OCBC Stock Price

Over the past 10 years, OCBC share price has been on an uptrend. Not including dividend, but just based on price alone, the compound return is about 7%. If we include the dividends using the discounted rate of 5%, the total discounted dividend would have shaved off about $2.74 from the original average closing share price to obtain $3.81. This means that the share price would have advanced about 3.16 times over the last 10 years, compounding about 13.6%. But that said, we started at a low base in year 2009, which was during the Global Financial Crisis (GFC).   

10-Year compounded return (including dividend) = 13.6%

10-Year compounded return (excluding dividend) = 7.0%

2-Year compounded return (including dividend) = 10.1%

2-Year compounded return (excluding dividend) = 8.2%

However, if one were to buy the stock more recently, say 2 years ago in 2017, and managed to enjoy the dividend for 2017, then the calculated return is reduced to about 10.1%. If he were to buy after the dividend distribution, but still at an average closing price of $10.68, the return would be further reduced to 8.21%. Of course, all this may be hypothetical because we are talking about yearly average closing price (not yearly weighted average price) over a period of about 250 trading days in a year.

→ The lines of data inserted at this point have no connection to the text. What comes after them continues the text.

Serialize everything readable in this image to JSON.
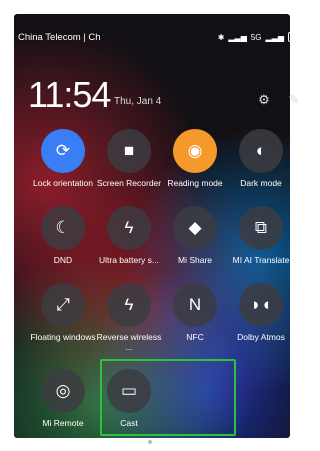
{
  "status_bar": {
    "carrier": "China Telecom | Ch",
    "signal_text": "5G",
    "battery": "100"
  },
  "header": {
    "time": "11:54",
    "date": "Thu, Jan 4"
  },
  "tiles": [
    {
      "label": "Lock orientation",
      "icon": "lock-rotate-icon",
      "state": "on"
    },
    {
      "label": "Screen Recorder",
      "icon": "video-camera-icon",
      "state": "off"
    },
    {
      "label": "Reading mode",
      "icon": "eye-icon",
      "state": "on-orange"
    },
    {
      "label": "Dark mode",
      "icon": "contrast-icon",
      "state": "off"
    },
    {
      "label": "DND",
      "icon": "moon-icon",
      "state": "off"
    },
    {
      "label": "Ultra battery s...",
      "icon": "lightning-icon",
      "state": "off"
    },
    {
      "label": "Mi Share",
      "icon": "share-icon",
      "state": "off"
    },
    {
      "label": "MI AI Translate",
      "icon": "translate-icon",
      "state": "off"
    },
    {
      "label": "Floating windows",
      "icon": "floating-window-icon",
      "state": "off"
    },
    {
      "label": "Reverse wireless ...",
      "icon": "wireless-charge-icon",
      "state": "off"
    },
    {
      "label": "NFC",
      "icon": "nfc-icon",
      "state": "off"
    },
    {
      "label": "Dolby Atmos",
      "icon": "dolby-icon",
      "state": "off"
    },
    {
      "label": "Mi Remote",
      "icon": "remote-icon",
      "state": "off"
    },
    {
      "label": "Cast",
      "icon": "cast-icon",
      "state": "off"
    }
  ],
  "page_indicator": {
    "pages": 2,
    "active": 1
  },
  "colors": {
    "accent_blue": "#3a7ef6",
    "accent_orange": "#f59a2a",
    "highlight_green": "#2ec23a"
  }
}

In a situation when we cannot wind back the clock to buy at GFC prices and to sell now, we can only make do with the situation now. This is where the use of standard deviation comes in. One important point to remember is that the standard deviation is based on past data. It does not represent the future. But still, barring unforeseen circumstance, it may be possible to make some simple projections to help us improve the probability of getting the future prices. Certainly, I am not saying that I am going to be pin-point accurate to buy at the lowest price and sell at the highest price. It would be near to impossible. What I am saying that I am using some mathematical tool to help me cluster my hits to buy at a certain price range and selling at a higher price range if I choose to do it.     

First and foremost, we need to understand what really will affect the share price. Base on my past observations, share prices are affected by a few broad factors: the macro-picture and business environment surrounding the company and the strategies, execution and the results of the company in question. A bunch of words, but we can categories them as such:

The macro-picture –

  • Actions taken by politicians eg. US-China trade war developments, US-N. Korea denuclearisation news. 
  • Significant events and usually un-precedented events like those happening in the global financial crisis or Asian financial crisis

Business environment

  • Oil price crash
  • Interest rate movements.
  • Business cycles developments.

Corporate actions

  • Announcement of dividend policy, bonus issue, rights issues etc.
  • New business, new products, won a new project etc.
  • Buy into new companies, mergers, acquisitions or become take-over targets.

Since the mean is at the right of the median, it shows that the OCBC share price is right-skewed (or positively skewed). This means that it has a long tail of high extreme prices. Implicitly, the mode of this price curve lies towards the left. This means there are plenty of opportunities to buy at lower than average price but there are less opportunities to sell at higher than average price.